ODFW wildlife interns document Sierra Nevada red fox near Crater Lake National Park
Biologists are working to better understand the conservation needs for Sierra Nevada Red Fox (SNRF) in Oregon.
The SNRF subspecies historically occurred in the Sierra Nevada and Cascade Mountain ranges as far south as Mt. Whitney in California, and as far north as Mt. Hood. Now, there are small (and genetically isolated) populations of SNRF in the Mt. Hood, Central Cascades, and Crater Lake National Park regions of the Cascade Range. The U.S. Fish and Wildlife Service is in the process of deciding whether to list Oregon's SNRF under the Endangered Species Act.

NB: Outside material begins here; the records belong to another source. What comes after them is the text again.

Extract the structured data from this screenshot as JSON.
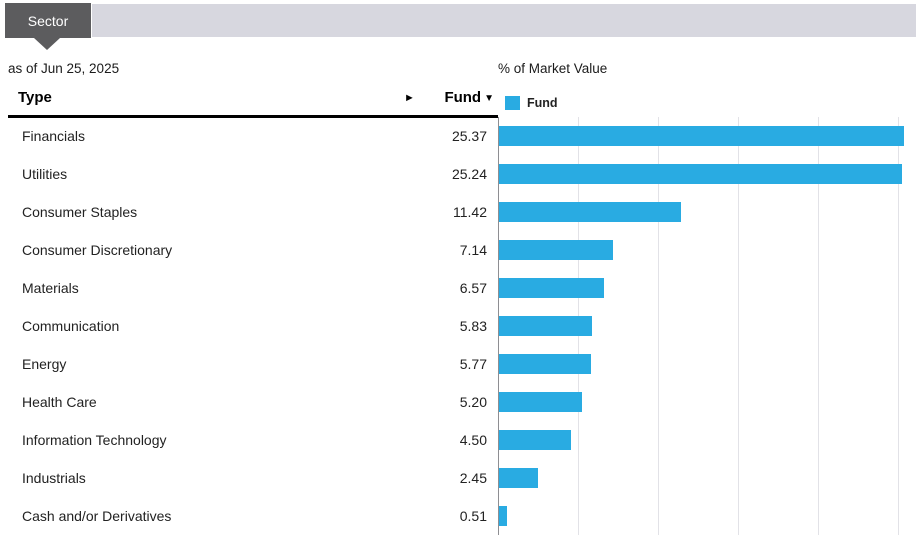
{
  "tab_bar": {
    "active_tab": "Sector"
  },
  "as_of": "as of Jun 25, 2025",
  "table": {
    "type_header": "Type",
    "fund_header": "Fund",
    "sort_desc_icon": "▼",
    "expand_icon": "►"
  },
  "chart_header": {
    "title": "% of Market Value",
    "legend_label": "Fund"
  },
  "colors": {
    "bar": "#29abe2",
    "tab_active": "#5c5c5e",
    "tab_bar": "#d7d7df"
  },
  "chart_data": {
    "type": "bar",
    "orientation": "horizontal",
    "title": "% of Market Value",
    "legend": [
      "Fund"
    ],
    "legend_position": "top",
    "grid": "vertical-only",
    "categories": [
      "Financials",
      "Utilities",
      "Consumer Staples",
      "Consumer Discretionary",
      "Materials",
      "Communication",
      "Energy",
      "Health Care",
      "Information Technology",
      "Industrials",
      "Cash and/or Derivatives"
    ],
    "values": [
      25.37,
      25.24,
      11.42,
      7.14,
      6.57,
      5.83,
      5.77,
      5.2,
      4.5,
      2.45,
      0.51
    ],
    "xlim": [
      0,
      26.125
    ],
    "gridline_step": 5,
    "value_format": "2dp"
  }
}
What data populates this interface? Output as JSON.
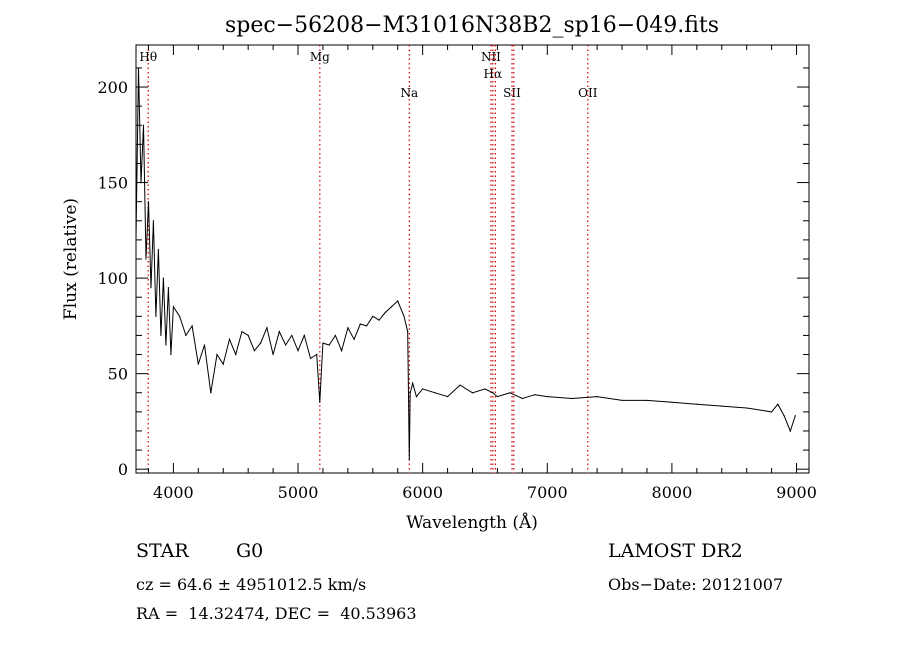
{
  "chart_data": {
    "type": "line",
    "title": "spec−56208−M31016N38B2_sp16−049.fits",
    "xlabel": "Wavelength (Å)",
    "ylabel": "Flux (relative)",
    "xlim": [
      3700,
      9100
    ],
    "ylim": [
      -2,
      222
    ],
    "x_ticks": [
      4000,
      5000,
      6000,
      7000,
      8000,
      9000
    ],
    "y_ticks": [
      0,
      50,
      100,
      150,
      200
    ],
    "grid": false,
    "line_color": "#000000",
    "spectral_lines": [
      {
        "label": "Hθ",
        "x": 3798,
        "level": "top"
      },
      {
        "label": "Mg",
        "x": 5175,
        "level": "top"
      },
      {
        "label": "Na",
        "x": 5893,
        "level": "low"
      },
      {
        "label": "NII",
        "x": 6548,
        "level": "top"
      },
      {
        "label": "Hα",
        "x": 6563,
        "level": "mid"
      },
      {
        "label": "NII",
        "x": 6584,
        "level": "none"
      },
      {
        "label": "SII",
        "x": 6717,
        "level": "low"
      },
      {
        "label": "SII",
        "x": 6731,
        "level": "none"
      },
      {
        "label": "OII",
        "x": 7325,
        "level": "low"
      }
    ],
    "spectral_line_color": "#d40000",
    "series": [
      {
        "x": [
          3700,
          3720,
          3740,
          3760,
          3780,
          3800,
          3820,
          3840,
          3860,
          3880,
          3900,
          3920,
          3940,
          3960,
          3980,
          4000,
          4050,
          4100,
          4150,
          4200,
          4250,
          4300,
          4350,
          4400,
          4450,
          4500,
          4550,
          4600,
          4650,
          4700,
          4750,
          4800,
          4850,
          4900,
          4950,
          5000,
          5050,
          5100,
          5150,
          5175,
          5200,
          5250,
          5300,
          5350,
          5400,
          5450,
          5500,
          5550,
          5600,
          5650,
          5700,
          5750,
          5800,
          5850,
          5880,
          5893,
          5900,
          5920,
          5950,
          6000,
          6100,
          6200,
          6300,
          6400,
          6500,
          6563,
          6600,
          6700,
          6800,
          6900,
          7000,
          7200,
          7400,
          7600,
          7800,
          8000,
          8200,
          8400,
          8600,
          8800,
          8850,
          8900,
          8950,
          8990
        ],
        "y": [
          120,
          210,
          150,
          180,
          110,
          140,
          95,
          130,
          80,
          115,
          70,
          100,
          65,
          95,
          60,
          85,
          80,
          70,
          75,
          55,
          65,
          40,
          60,
          55,
          68,
          60,
          72,
          70,
          62,
          66,
          74,
          60,
          72,
          65,
          70,
          62,
          70,
          58,
          60,
          35,
          66,
          65,
          70,
          62,
          74,
          68,
          76,
          75,
          80,
          78,
          82,
          85,
          88,
          80,
          72,
          5,
          40,
          45,
          38,
          42,
          40,
          38,
          44,
          40,
          42,
          40,
          38,
          40,
          37,
          39,
          38,
          37,
          38,
          36,
          36,
          35,
          34,
          33,
          32,
          30,
          34,
          28,
          20,
          28
        ]
      }
    ]
  },
  "footer": {
    "object": "STAR",
    "subclass": "G0",
    "survey": "LAMOST DR2",
    "cz": "cz = 64.6 ± 4951012.5 km/s",
    "obs_date": "Obs−Date: 20121007",
    "coords": "RA =  14.32474, DEC =  40.53963"
  }
}
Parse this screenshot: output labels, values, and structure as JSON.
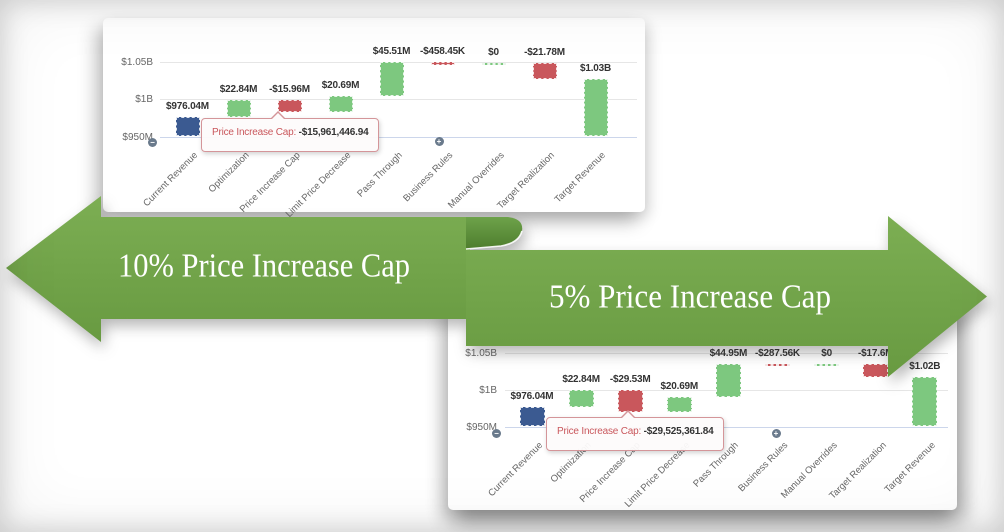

ODFW staff, partners, and volunteers are increasing efforts to inventory and monitor SNRF populations by documenting home range size and habitat use for the Central Cascades population. They also are working with Washington State University to develop standard survey methods, to generate baseline data on fox presence/absence and associated variables, and to evaluate how climate change will affect future fox habitat availability.
ODFW staff are collecting observation data in places where SNRF occurred historically, or where we have no SNRF observations despite recent model results that predict fox presence. In areas where foxes do occur, staff, partners, and volunteers are searching for scat, which can be used to better understand SNRF diet, levels of hybridization, and population size and health.
During the 2025 field season, more than 38 staff and volunteers contributed over 228 hours, searched more than 475 miles of trail, deployed 83 cameras, collected 93 scats, and documented six new fox locations in the Crater Lake and Central Cascades SNRF population boundaries. Excitingly, ODFW undergraduate interns Meira Rice and Joelle Jorissen documented a red fox on a camera they deployed in the Sky Lakes Wilderness area, marking the first sighting on camera south of the park in Oregon in 17 years.
SNRF are a Species of Greatest Conservation Need. Threats to SNRF may include impacts from recreational activities, vehicle strikes, rodenticide, and climate change. Other threats may be vulnerability due to small population size, effects of wildfire and fire suppression activities, non-target capture during trapping efforts, predation and competition with dogs/coyotes, and hybridization with non-native red fox lineages.